Mad Myth Friday - Words

Here is an example: chair, chair.  I have written the word twice and each time it is a tiny fragment of a hard drive, a signal down a wire or a pattern of light emanating from your screen.  Each time it was neural signals through your visual cortex.  There were similar, but not the same.  The same way that two chairs around a dinner table are similar but not the same.  They are the same but they are distinct chairs.
Now I have used the word "chair" two more times, but there were even more different.  It is not that I was using an alternate definition but it functioned differently.  If the first uses of the word chair were chairs around a table the latter uses might have been a recliner and a lawn chair, perhaps on sale at a furniture store.  Different in nearly every way except that each satisfies those requirements to be called a chair.  Those, of course, are the features we find most interesting about them as chairs.  Just he same, each use of the word was quite different but each had those relevant features so that we it is the word "chair."  We say they are the same word.

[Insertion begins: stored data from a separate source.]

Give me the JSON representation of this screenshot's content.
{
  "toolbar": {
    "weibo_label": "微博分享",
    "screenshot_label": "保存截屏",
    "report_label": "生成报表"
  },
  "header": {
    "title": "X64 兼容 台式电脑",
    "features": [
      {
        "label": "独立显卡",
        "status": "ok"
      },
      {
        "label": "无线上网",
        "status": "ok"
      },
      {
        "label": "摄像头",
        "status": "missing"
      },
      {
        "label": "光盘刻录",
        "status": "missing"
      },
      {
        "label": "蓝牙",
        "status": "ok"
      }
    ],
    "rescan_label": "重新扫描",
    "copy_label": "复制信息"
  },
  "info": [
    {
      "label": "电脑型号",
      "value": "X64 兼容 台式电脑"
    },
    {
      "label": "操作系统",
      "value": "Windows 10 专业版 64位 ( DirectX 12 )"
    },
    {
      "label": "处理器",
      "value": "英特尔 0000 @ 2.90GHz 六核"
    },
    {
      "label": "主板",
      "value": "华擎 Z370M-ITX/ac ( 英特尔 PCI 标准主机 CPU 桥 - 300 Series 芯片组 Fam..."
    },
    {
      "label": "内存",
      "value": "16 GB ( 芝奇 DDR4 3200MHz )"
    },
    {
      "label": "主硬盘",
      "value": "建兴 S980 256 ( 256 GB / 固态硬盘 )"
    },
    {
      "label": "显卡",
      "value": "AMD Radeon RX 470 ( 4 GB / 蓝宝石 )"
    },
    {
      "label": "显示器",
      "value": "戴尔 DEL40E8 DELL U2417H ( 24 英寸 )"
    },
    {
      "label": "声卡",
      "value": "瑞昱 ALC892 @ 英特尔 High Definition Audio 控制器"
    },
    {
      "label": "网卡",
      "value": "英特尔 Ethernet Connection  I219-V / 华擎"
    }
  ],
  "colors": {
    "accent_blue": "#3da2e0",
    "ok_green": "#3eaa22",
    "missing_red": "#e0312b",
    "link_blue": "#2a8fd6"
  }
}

But this is a way of speaking of words that hinders our understanding.  We say a lawn chair is a chair and a dining room chair is a chair but we say that each use of "chair" is the word "chair."  There is no word that is unique or transcendent or magical. So what is the relationship between these utterances?
It does not matter that we don't or can't know the answer, it matters that we know what the answer would look like if we could know it.  We would answer where the word chair is in space, it's volume and mass, and what shape it takes that each utterance of the word hooks onto or passes through it.  That is what the word chair is, and that is what a word of type "chair" would do.